La recherche dichotomique divise l’intervalle à chaque itération. Si le tableau contient n éléments, le nombre maximal d’itérations est le plus petit entier k tel que 2ᵏ ≥ n, c’est-à-dire log₂(n). On dit que la complexité de l’algorithme est en O(log n). Cette notation exprime que le nombre d’opérations croît lentement même lorsque la taille du tableau augmente fortement.
À retenir
L’algorithme a une complexité logarithmique O(log n), car il divise la taille du problème par deux à chaque étape. Il est donc bien plus rapide qu’une recherche linéaire sur de grandes données.
Terminaison et correction : variant et invariant
Comme tout algorithme comportant une boucle, il est essentiel de s’assurer que la recherche dichotomique fonctionne toujours correctement et s’arrête toujours.

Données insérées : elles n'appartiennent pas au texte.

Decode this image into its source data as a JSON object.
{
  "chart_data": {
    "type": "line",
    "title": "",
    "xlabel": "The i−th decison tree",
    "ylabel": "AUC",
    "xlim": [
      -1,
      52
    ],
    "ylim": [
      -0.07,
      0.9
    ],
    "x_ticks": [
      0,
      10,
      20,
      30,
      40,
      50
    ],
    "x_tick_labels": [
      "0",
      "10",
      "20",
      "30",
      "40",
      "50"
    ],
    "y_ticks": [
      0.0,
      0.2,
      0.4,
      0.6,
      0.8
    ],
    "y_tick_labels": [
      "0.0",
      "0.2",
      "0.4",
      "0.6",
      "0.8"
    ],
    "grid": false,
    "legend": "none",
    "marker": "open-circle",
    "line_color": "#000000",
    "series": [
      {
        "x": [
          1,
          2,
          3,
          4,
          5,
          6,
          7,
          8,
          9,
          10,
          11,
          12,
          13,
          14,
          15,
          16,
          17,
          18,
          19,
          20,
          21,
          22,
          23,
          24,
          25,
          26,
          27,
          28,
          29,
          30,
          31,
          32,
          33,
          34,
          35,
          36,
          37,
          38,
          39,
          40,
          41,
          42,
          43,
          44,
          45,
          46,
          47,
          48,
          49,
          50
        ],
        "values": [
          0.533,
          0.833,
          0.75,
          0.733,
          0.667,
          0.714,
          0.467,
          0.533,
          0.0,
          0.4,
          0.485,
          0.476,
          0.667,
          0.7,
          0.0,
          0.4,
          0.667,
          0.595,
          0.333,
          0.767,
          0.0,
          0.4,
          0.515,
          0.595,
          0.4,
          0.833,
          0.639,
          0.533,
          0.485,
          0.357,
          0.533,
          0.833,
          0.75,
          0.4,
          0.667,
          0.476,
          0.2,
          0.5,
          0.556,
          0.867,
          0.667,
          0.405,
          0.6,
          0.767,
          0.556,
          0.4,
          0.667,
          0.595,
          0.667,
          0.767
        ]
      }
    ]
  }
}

Terminaison : un variant de boucle
À chaque itération, la taille de l’intervalle [gauche, droite] diminue strictement. Plus précisément, droite - gauche forme un variant de boucle, c’est-à-dire une grandeur entière qui diminue à chaque passage et devient négative lorsque l’intervalle est vide. Cela garantit la fin de la boucle.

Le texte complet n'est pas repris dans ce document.